Les chiffres n’éclairent pas suffisamment ce sujet. Le taux d’alphabétisation en Afrique noire (variable selon les pays, mais généralement admis comme étant insuffisant) masque un obstacle plus fondamental, difficilement quantifiable, mais clairement observable. Il n’est pas l’illettrisme en tant que tel, conséquence d’un système éducatif inadéquat ; il est l’ignorance qui habite les Africains bel et bien instruits mais réfractaires à la connaissance profonde de l’histoire de leur société.

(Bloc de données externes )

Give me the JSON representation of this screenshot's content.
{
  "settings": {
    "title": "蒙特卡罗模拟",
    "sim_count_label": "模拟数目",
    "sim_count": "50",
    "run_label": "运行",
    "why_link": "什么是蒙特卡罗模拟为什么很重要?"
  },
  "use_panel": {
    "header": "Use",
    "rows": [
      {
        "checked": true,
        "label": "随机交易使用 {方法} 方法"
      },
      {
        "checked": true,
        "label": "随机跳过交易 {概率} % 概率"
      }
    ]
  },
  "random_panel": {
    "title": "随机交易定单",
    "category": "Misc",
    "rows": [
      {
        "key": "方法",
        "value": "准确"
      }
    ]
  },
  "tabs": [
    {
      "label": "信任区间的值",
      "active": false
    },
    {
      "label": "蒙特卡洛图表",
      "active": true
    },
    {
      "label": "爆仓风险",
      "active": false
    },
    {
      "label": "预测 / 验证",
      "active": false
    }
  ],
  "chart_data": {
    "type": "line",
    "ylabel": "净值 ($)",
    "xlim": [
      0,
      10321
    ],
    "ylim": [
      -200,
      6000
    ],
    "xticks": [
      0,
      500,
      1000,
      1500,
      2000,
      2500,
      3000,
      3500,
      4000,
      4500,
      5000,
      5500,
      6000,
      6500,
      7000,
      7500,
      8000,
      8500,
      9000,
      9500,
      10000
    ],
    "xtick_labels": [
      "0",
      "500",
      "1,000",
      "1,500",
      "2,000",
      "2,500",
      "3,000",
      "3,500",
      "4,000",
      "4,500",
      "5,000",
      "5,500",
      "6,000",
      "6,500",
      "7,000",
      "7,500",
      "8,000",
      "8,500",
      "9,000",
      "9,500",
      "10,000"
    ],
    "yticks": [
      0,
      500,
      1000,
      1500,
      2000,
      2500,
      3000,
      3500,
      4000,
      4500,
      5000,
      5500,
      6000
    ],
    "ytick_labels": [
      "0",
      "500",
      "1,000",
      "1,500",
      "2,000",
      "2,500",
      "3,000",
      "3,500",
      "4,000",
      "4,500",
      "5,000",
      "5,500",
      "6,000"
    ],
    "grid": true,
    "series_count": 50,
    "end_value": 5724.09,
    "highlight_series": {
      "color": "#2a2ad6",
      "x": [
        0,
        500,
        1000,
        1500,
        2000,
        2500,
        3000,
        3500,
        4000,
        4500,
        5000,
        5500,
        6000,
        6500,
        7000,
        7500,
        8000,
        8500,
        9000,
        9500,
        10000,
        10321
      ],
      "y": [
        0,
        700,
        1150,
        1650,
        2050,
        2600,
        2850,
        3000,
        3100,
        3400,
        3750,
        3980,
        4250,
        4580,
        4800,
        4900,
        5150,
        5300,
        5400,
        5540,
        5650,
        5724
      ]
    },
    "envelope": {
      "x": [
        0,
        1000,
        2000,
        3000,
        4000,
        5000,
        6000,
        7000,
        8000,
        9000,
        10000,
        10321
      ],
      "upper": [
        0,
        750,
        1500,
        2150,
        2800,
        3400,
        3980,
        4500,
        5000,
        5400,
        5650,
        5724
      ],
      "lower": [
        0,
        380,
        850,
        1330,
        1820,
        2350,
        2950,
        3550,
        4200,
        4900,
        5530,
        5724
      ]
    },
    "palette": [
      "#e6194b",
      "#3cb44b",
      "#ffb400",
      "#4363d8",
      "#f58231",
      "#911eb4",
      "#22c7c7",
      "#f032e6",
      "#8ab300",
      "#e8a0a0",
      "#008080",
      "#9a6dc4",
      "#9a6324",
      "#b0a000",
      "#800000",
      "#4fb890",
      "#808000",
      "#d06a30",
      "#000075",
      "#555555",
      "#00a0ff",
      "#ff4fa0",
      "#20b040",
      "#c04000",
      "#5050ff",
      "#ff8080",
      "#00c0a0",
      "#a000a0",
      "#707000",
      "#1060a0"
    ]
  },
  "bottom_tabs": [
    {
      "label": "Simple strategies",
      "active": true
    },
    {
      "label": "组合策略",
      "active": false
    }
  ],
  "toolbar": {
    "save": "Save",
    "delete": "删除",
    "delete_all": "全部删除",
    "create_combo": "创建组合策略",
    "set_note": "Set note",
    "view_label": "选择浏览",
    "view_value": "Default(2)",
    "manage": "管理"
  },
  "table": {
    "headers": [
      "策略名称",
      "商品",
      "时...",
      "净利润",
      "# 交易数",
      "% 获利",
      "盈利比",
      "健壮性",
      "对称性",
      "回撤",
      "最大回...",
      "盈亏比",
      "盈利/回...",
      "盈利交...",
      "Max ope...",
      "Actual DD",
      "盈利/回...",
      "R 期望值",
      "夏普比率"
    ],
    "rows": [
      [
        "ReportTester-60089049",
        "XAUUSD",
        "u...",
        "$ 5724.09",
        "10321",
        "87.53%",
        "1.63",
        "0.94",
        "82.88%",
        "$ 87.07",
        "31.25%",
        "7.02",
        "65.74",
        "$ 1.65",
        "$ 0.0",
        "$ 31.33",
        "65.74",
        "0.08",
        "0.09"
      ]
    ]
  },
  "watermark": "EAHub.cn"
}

Ces Africains, lourdement installés dans les sphères les plus favorisées de leurs communautés et jouissant d’une “expérience occidentale” qu’ils brandissent comme étant la preuve de leur érudition, sont fiers de se présenter en tant que “citoyens du monde” parce qu’ils possèdent, eux aussi, un compte Facebook, qu’ils peuvent s’offrir le dernier iPhone ou qu’ils peuvent entreprendre un périple à Barcelone. Aussi mènent-ils une guerre souterraine contre tout schéma d’éducation non formaté sur les thèses eurocentristes traditionnelles. Ils s’irritent des enseignements fidèles au scientifico-factuel africain, qui ne prend pas pour référentiel Paris, Londres ou New York, mais Alexandrie, Mutapa ou Tombouctou, symboles parmi tant d’autres de l’Afrique ancienne et prospère absente des livres du primaire et du secondaire, que Cheikh Anta Diop et tous les honorables savants africains ont pris grand soin de déterrer.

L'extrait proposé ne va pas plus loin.